A survey taken in 2016 revealed that most participants came from Edmonton and Calgary but others travelled especially for the event from Grande Prairie, Fort St. John, Vancouver, Saskatchewan, Manitoba, Ontario, USA and as far afield as the UK. Typical spend during the four-day event in 2016 was between $500 and $1000 per person, although some spent up to $2000. The estimated economic impact back then was around $300,000 but Tucker says that has increased to over $800,000 now. Loyalty was a significant factor in the survey results with 81% saying that they would attend the following year.

Rainbow Ski Weekend returns to Blue Mountain, ON, March 23-24 with a combo of snowsports, family activities, and creative après. “The event features outdoor entertainment, après parties, an official flag raising ceremony, family-friendly Drag Queen shows, interactive groove dancing, interactive drumming with crowd-favourite Bambalamb, and a special lodging package,” says Meghan Harwood, Marketing & Communications Coordinator for Blue Mountain Village Association.

Studies have shown that the ‘pink pound’ – as LGBTQ revenue is referred to in the UK – is well worth attracting with dedicated events, as the overall spend is more per capita than the average visitor. And it’s not just sound economics: resorts seen to embrace diversity are attracting more Millennials, whose decision-making is driven more by ethics and inclusivity than other demographic groups.

The UNWTO 2017 Global Report on LGBT Tourism found that lesbian, gay, bisexual and transgender tourism had experienced a significant increase in recent years: “Gradually, this dynamic segment has proven its capacity to become a powerful vehicle for economic development. Yet the positive impacts of LGBT tourism reach far beyond mere economic benefits. Indeed, destinations welcoming LGBT tourism convey a powerful image of tolerance and respect. Destinations advocating LGBT rights consequently become significant global advocates of universal human rights.”

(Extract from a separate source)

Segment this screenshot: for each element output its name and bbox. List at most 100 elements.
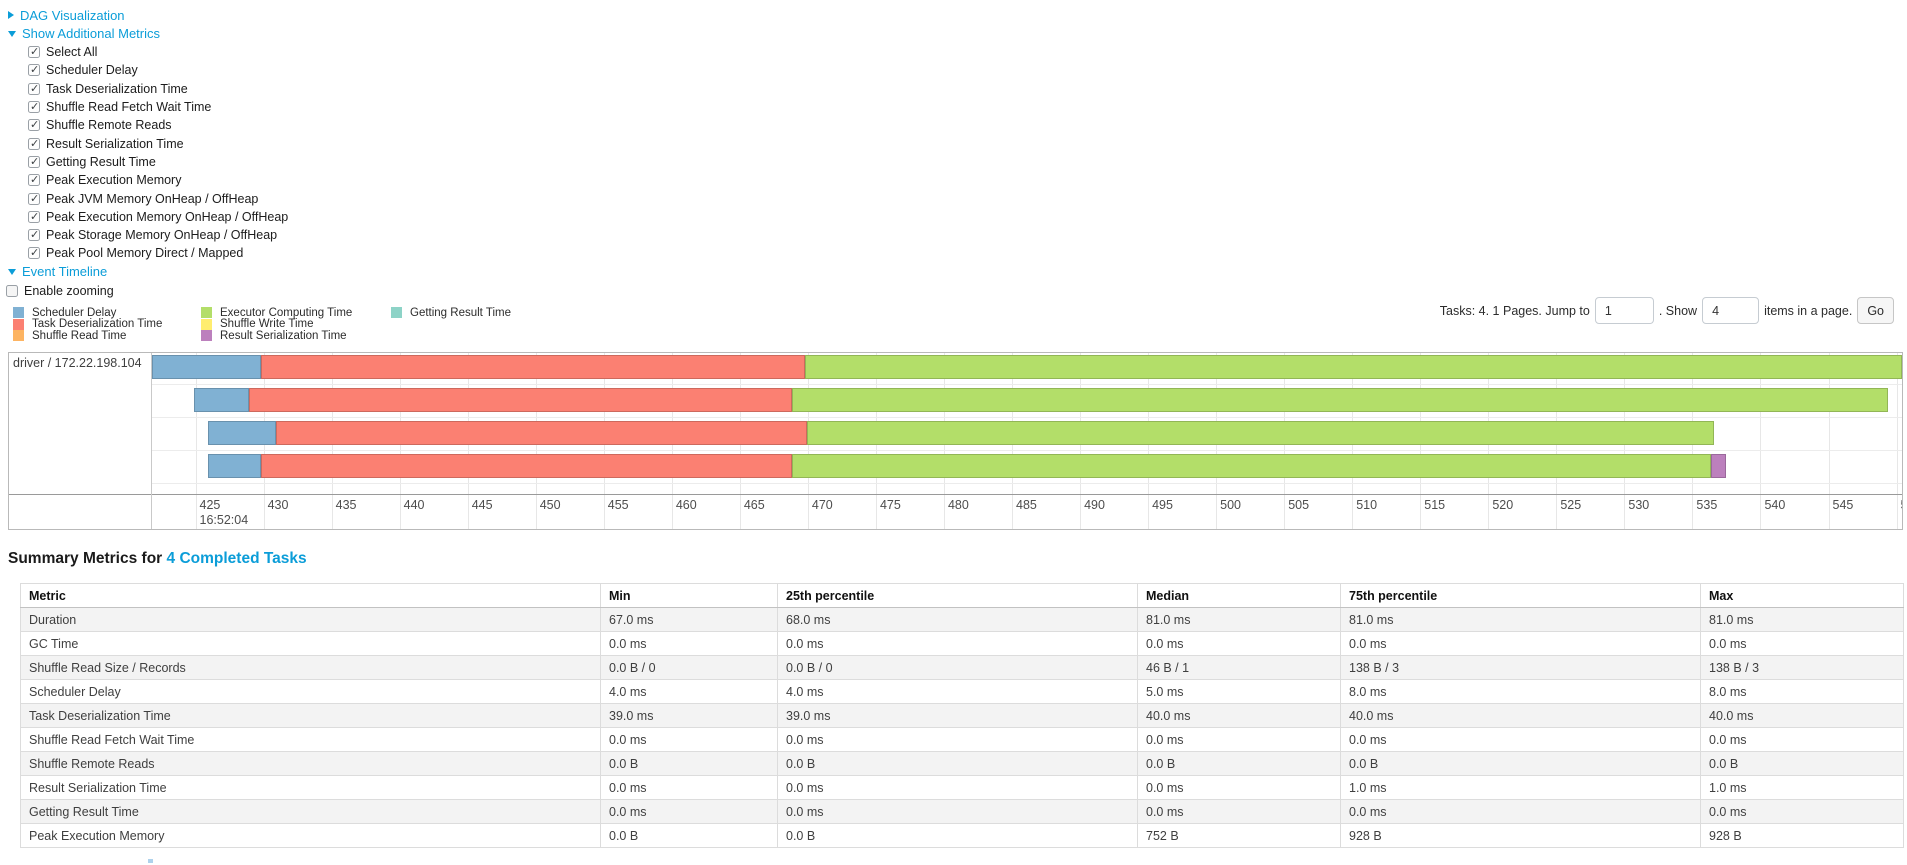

CMI Community Marketing & Insights, which has specialized in LGBT research since 1992, says that LGBTQ Canadians take slightly fewer vacations than their US counterparts, but that Canadians tend to spend more days in the destination when they travel, resulting in the same economic impact. Around 61% of those surveyed in a 2017 report travel for leisure during winter and around 50% are attracted by places known to be LGBTQ-friendly. The biggest influences on choice of destination were recommendations by family or LGBTQ friends. Another result showed that attendance at hometown Pride Festivals is on the increase from 51% of respondents in 2016 to 64% in 2017.